I have the following code
NumIterations = 10000000;
i, j : Integer;
x : array[1..100] of Double;
Start : Cardinal;
S : Double;
for i := Low(x) to High(x) do x[i] := i;
Start := GetTickCount;
for i := 1 to NumIterations do S := System.Math.Sum(x);
ShowMessage('Math.Sum: ' + IntToStr(GetTickCount - Start));
Start := GetTickCount;
for i := 1 to NumIterations do begin
S := 0;
for j := Low(x) to High(x) do S := S + x[j];
ShowMessage('Simple Sum: ' + IntToStr(GetTickCount - Start));
When compiled for Win32 Math.Sum is considerably faster than the simple loop, as Math.Sum is written in Assembler and uses four-fold loop unrolling.
But when compiled for Win64, Math.Sum is considerably slower than the simple loop, because in 64-bit Math.Sum uses Kahan summation. This is an optimization for accuracy minimizing pile-up of errors during the summation process, but is considerably slower than even the simple loop.
I.e. when compiling for Win32 I get code optimized for speed, when compiling the same code for Win64 I get code optimized for accuracy. This is not exactly what I naively would expect.
Is there any sensible reason for this difference between Win32/64? Double is always 8 byte, so the accuracy should be identical in Win32/64.
Is Math.Sum still implemented identically (Assembler and loop unrolling in Win32, Kahan summation in Win64) in current versions of Delphi? I use Delphi-XE5.
Yes (Delphi 10.3.2).
Is there any sensible reason for this difference between Win32/64? Double is always 8 byte, so the accuracy should be identical in Win32/64.
32-bit Delphi for Win32 uses the old FPU, while the 64-bit compiler uses SSE instructions. When the 64-bit compiler was introduced in XE2, many of the old assembly routines was not ported to 64-bit. Instead, some routines were ported with similar functionality as other modern compilers.

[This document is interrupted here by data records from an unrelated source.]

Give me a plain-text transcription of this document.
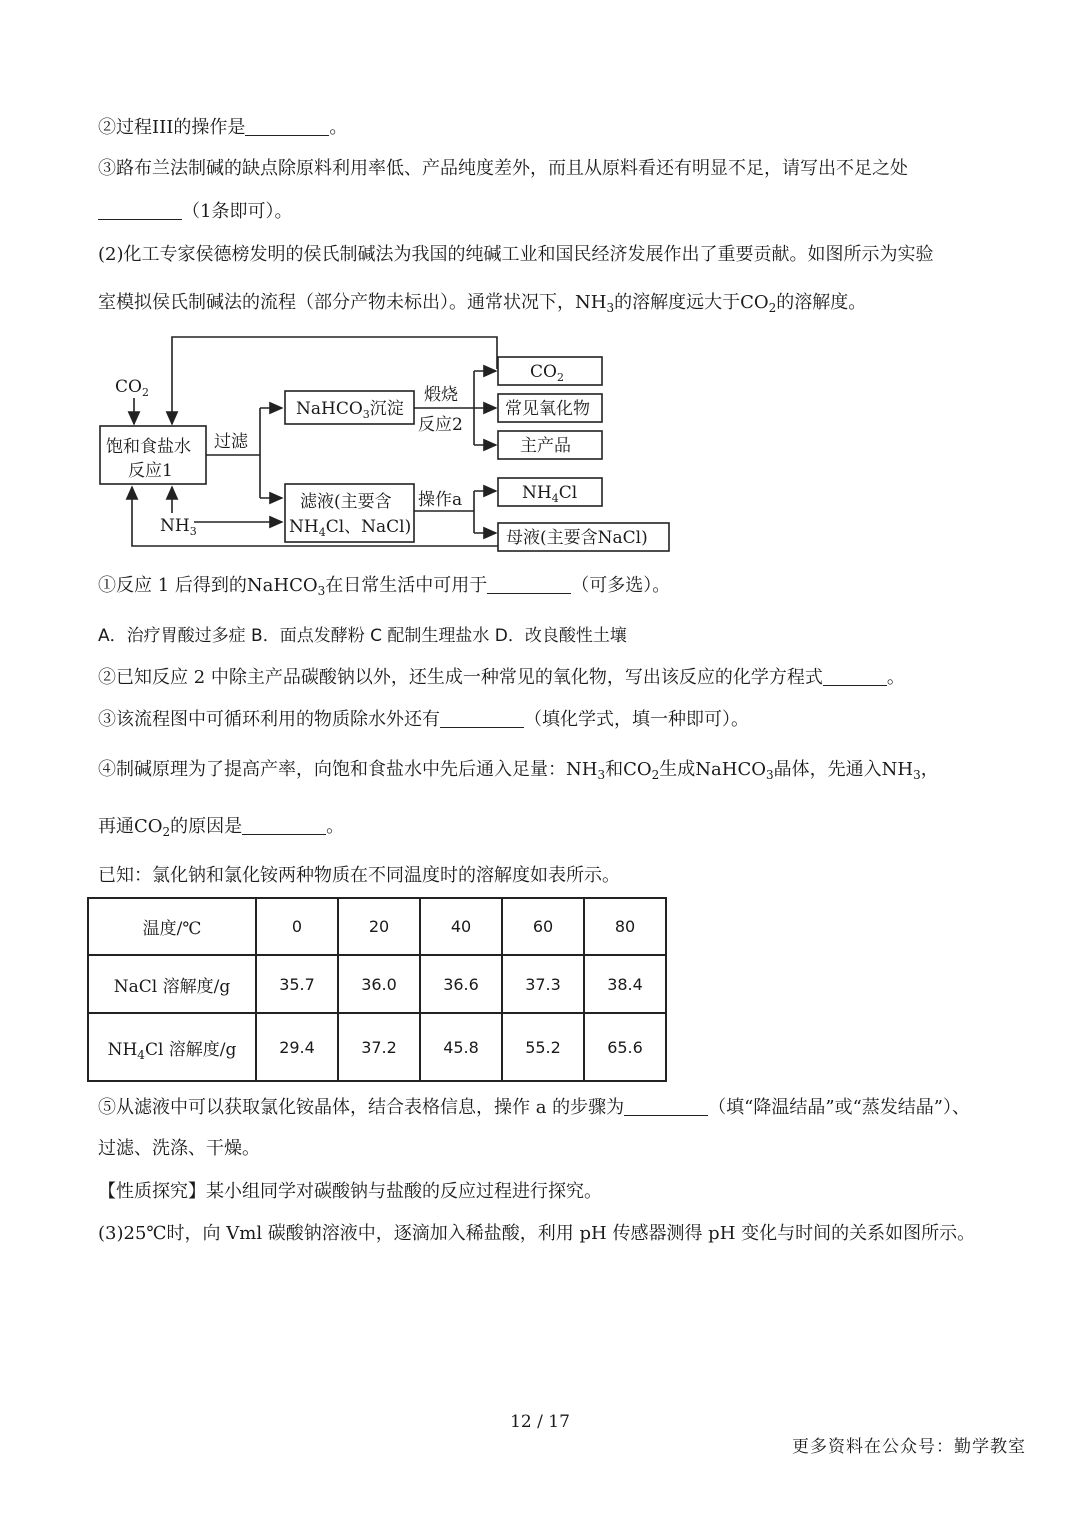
②过程III的操作是	。
③路布兰法制碱的缺点除原料利用率低、产品纯度差外，而且从原料看还有明显不足，请写出不足之处
（1条即可）。
(2)化工专家侯德榜发明的侯氏制碱法为我国的纯碱工业和国民经济发展作出了重要贡献。如图所示为实验
室模拟侯氏制碱法的流程（部分产物未标出）。通常状况下，$NH_3$的溶解度远大于$CO_2$的溶解度。
$CO_2$
饱和食盐水
反应1
过滤
$NH_3$
NaHCO$_3$沉淀
煅烧
反应2
$CO_2$
常见氧化物
主产品
滤液(主要含
$NH_4Cl$、NaCl)
操作a	$NH_4Cl$
母液(主要含NaCl)
①反应 1 后得到的NaHCO$_3$在日常生活中可用于	（可多选）。
A．治疗胃酸过多症 B．面点发酵粉 C 配制生理盐水 D．改良酸性土壤
②已知反应 2 中除主产品碳酸钠以外，还生成一种常见的氧化物，写出该反应的化学方程式	。
③该流程图中可循环利用的物质除水外还有	（填化学式，填一种即可）。
④制碱原理为了提高产率，向饱和食盐水中先后通入足量：$NH_3$和$CO_2$生成NaHCO$_3$晶体，先通入$NH_3$，
再通$CO_2$的原因是	。
已知：氯化钠和氯化铵两种物质在不同温度时的溶解度如表所示。
温度/℃	0	20	40	60	80
NaCl 溶解度/g	35.7	36.0	36.6	37.3	38.4
$NH_4Cl$ 溶解度/g	29.4	37.2	45.8	55.2	65.6
⑤从滤液中可以获取氯化铵晶体，结合表格信息，操作 a 的步骤为	（填“降温结晶”或“蒸发结晶”）、
过滤、洗涤、干燥。
【性质探究】某小组同学对碳酸钠与盐酸的反应过程进行探究。
(3)25℃时，向 Vml 碳酸钠溶液中，逐滴加入稀盐酸，利用 pH 传感器测得 pH 变化与时间的关系如图所示。
12 / 17
更多资料在公众号：勤学教室
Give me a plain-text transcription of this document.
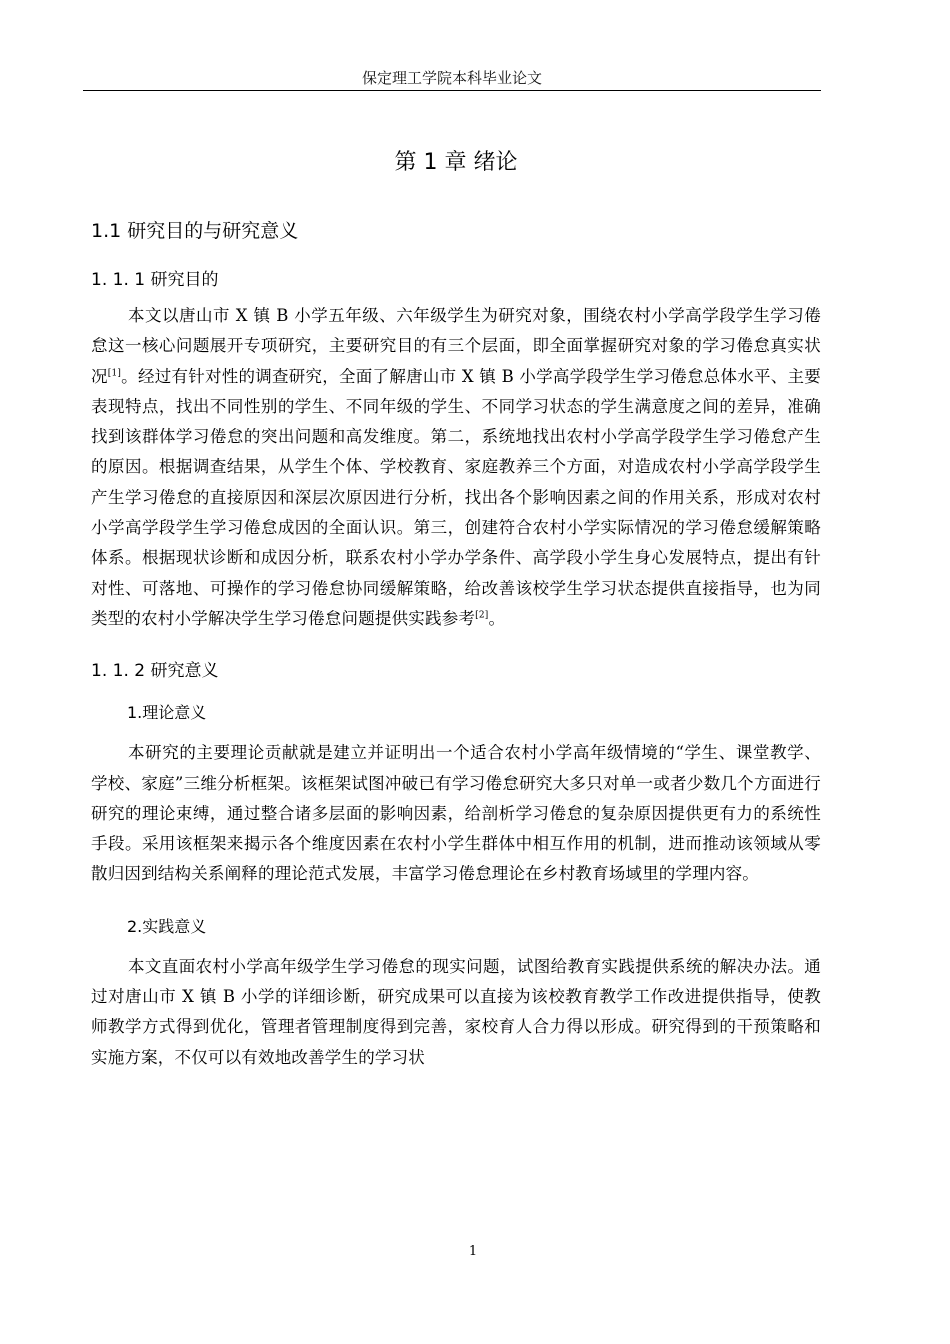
保定理工学院本科毕业论文
第 1 章 绪论
1.1 研究目的与研究意义
1. 1. 1 研究目的

本文以唐山市 X 镇 B 小学五年级、六年级学生为研究对象，围绕农村小学高学段学生学习倦怠这一核心问题展开专项研究，主要研究目的有三个层面，即全面掌握研究对象的学习倦怠真实状况[1]。经过有针对性的调查研究，全面了解唐山市 X 镇 B 小学高学段学生学习倦怠总体水平、主要表现特点，找出不同性别的学生、不同年级的学生、不同学习状态的学生满意度之间的差异，准确找到该群体学习倦怠的突出问题和高发维度。第二，系统地找出农村小学高学段学生学习倦怠产生的原因。根据调查结果，从学生个体、学校教育、家庭教养三个方面，对造成农村小学高学段学生产生学习倦怠的直接原因和深层次原因进行分析，找出各个影响因素之间的作用关系，形成对农村小学高学段学生学习倦怠成因的全面认识。第三，创建符合农村小学实际情况的学习倦怠缓解策略体系。根据现状诊断和成因分析，联系农村小学办学条件、高学段小学生身心发展特点，提出有针对性、可落地、可操作的学习倦怠协同缓解策略，给改善该校学生学习状态提供直接指导，也为同类型的农村小学解决学生学习倦怠问题提供实践参考[2]。

1. 1. 2 研究意义
1.理论意义

本研究的主要理论贡献就是建立并证明出一个适合农村小学高年级情境的“学生、课堂教学、学校、家庭”三维分析框架。该框架试图冲破已有学习倦怠研究大多只对单一或者少数几个方面进行研究的理论束缚，通过整合诸多层面的影响因素，给剖析学习倦怠的复杂原因提供更有力的系统性手段。采用该框架来揭示各个维度因素在农村小学生群体中相互作用的机制，进而推动该领域从零散归因到结构关系阐释的理论范式发展，丰富学习倦怠理论在乡村教育场域里的学理内容。

2.实践意义

本文直面农村小学高年级学生学习倦怠的现实问题，试图给教育实践提供系统的解决办法。通过对唐山市 X 镇 B 小学的详细诊断，研究成果可以直接为该校教育教学工作改进提供指导，使教师教学方式得到优化，管理者管理制度得到完善，家校育人合力得以形成。研究得到的干预策略和实施方案，不仅可以有效地改善学生的学习状

1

You can enhance the 64-bit implementation a bit by introducing a Kahan summation function:
program TestKahanSum;
function KahanSum(const input : TArray<Double>): Double;
sum,c,y,t : Double;
i : Integer;
sum := 0.0;
c := 0.0;
for i := Low(input) to High(input) do begin
y := input[i] - c;
t := sum + y;
c := (t - sum) - y;
sum := t;
Result := sum;
dArr : TArray<Double>;
res : Double;
i : Integer;
sw : TStopWatch;
for i := 0 to High(dArr) do dArr[i] := Pi;
sw := TStopWatch.StartNew;
res := Math.Sum(dArr);
WriteLn('Math.Sum:',res,' [ms]:',sw.ElapsedMilliseconds);
sw := TStopWatch.StartNew;
res := KahanSum(dArr);
WriteLn('KahanSum:',res,' [ms]:',sw.ElapsedMilliseconds);
sw := TStopWatch.StartNew;
res := 0;
for i := 0 to High(dArr) do res := res + dArr[i];
WriteLn('NaiveSum:',res,' [ms]:',sw.ElapsedMilliseconds);
Math.Sum: 3.14159265358979E+0008 [ms]:492
KahanSum: 3.14159265358979E+0008 [ms]:359
NaiveSum: 3.14159265624272E+0008 [ms]:246
Math.Sum: 3.14159265358957E+0008 [ms]:67
KahanSum: 3.14159265358979E+0008 [ms]:958
NaiveSum: 3.14159265624272E+0008 [ms]:277
Pi with 15 digits is 3.14159265358979
The 32-bit math assembly routine is accurate to 13 digits in this example, while the 64-bit math routine is accurate to 15 digits.
The 64 bit implementation is slower (by a factor of two compared to a naive summation), but more accurate than the 32-bit math routine.
Introducing an enhanced Kahan summation routine improves performance by 35%.